In der Umsetzung bleibt die Anweisung des neuen Bundesinnenministers Alexander Dobrindt (CSU), die Zurückweisungen an den Grenzen auch im Falle eines Asylersuchens ermöglichen soll, zumindest vorerst im Bereich der Symbolpolitik. Denn Merz steckt mitsamt seiner Ministerriege bis zum Hals in einer Asyl-Fallgrube, die er sich selbst gegraben hat und aus der er auch nicht herauskommt, ohne zugleich die innenpolitische „Brandmauer“ niederzureißen, mit der er sich in rot-grüne Geiselhaft begeben hat.

Spektakulär klingt es auf den ersten Blick schon, was Dobrindt bereits nach wenigen Tagen im Amt dem Bundespolizeipräsidenten Dieter Romann schrieb: Er nehme „die mündliche Weisung vom 13. September 2015“ zurück, das Asylgesetz werde wieder voll angewendet, dem zufolge Schutzsuchenden „bei der Einreise aus einem sicheren Mitgliedstaat die Einreise verweigert werden kann“.

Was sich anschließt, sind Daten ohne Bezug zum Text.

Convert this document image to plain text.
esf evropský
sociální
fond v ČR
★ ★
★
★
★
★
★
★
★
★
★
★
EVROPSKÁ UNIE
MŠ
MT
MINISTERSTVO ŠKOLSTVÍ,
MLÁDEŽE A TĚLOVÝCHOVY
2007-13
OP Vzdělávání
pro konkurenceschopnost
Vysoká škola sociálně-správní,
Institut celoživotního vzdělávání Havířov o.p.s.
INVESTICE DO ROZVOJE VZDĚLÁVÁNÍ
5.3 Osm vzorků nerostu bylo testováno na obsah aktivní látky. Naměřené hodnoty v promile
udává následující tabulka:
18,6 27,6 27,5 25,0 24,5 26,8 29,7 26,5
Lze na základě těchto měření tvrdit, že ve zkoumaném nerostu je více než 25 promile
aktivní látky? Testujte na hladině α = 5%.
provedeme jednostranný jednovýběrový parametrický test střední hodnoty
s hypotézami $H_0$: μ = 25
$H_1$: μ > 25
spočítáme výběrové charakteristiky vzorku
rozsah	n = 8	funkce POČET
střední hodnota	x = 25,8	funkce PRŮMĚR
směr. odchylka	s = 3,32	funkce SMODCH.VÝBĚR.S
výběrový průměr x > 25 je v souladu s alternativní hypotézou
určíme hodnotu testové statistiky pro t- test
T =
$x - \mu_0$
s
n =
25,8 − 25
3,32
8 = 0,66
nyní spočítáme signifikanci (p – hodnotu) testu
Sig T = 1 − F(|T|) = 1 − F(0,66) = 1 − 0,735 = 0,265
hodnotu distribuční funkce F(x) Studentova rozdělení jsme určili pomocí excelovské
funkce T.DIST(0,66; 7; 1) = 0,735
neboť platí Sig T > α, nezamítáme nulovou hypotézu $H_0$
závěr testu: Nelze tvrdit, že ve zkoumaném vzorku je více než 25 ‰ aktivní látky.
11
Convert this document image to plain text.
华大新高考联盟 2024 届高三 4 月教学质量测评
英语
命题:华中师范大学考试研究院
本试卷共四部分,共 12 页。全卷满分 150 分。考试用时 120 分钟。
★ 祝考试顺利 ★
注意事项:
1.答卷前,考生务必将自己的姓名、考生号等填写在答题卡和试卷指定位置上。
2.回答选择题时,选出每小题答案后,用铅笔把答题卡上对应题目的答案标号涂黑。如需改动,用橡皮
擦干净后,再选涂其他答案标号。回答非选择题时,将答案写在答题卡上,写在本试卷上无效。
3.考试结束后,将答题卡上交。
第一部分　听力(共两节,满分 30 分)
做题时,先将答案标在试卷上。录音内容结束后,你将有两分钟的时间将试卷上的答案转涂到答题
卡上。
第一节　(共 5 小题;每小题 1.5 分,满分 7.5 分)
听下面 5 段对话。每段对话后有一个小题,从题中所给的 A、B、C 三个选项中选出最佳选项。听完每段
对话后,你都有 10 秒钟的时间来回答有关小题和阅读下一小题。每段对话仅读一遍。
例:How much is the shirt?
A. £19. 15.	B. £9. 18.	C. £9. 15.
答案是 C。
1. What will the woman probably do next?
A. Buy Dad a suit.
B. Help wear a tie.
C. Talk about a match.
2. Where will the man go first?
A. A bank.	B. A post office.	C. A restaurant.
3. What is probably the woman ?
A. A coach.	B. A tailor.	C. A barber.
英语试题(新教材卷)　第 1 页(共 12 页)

Was fast zehn Jahre lang als unumstößliches Dogma galt, daß die Zurückweisung illegaler Migranten angeblich gegen alle geheiligten Prinzipien des deutschen und europäischen Rechts verstoße, beruhte also auf einer simplen, nicht mal schriftlichen Anweisung von Merkels damaligem Innenminister Thomas de Maizière (CDU), die, wenn auch mit gewaltiger Verspätung, auch wieder kassiert werden kann.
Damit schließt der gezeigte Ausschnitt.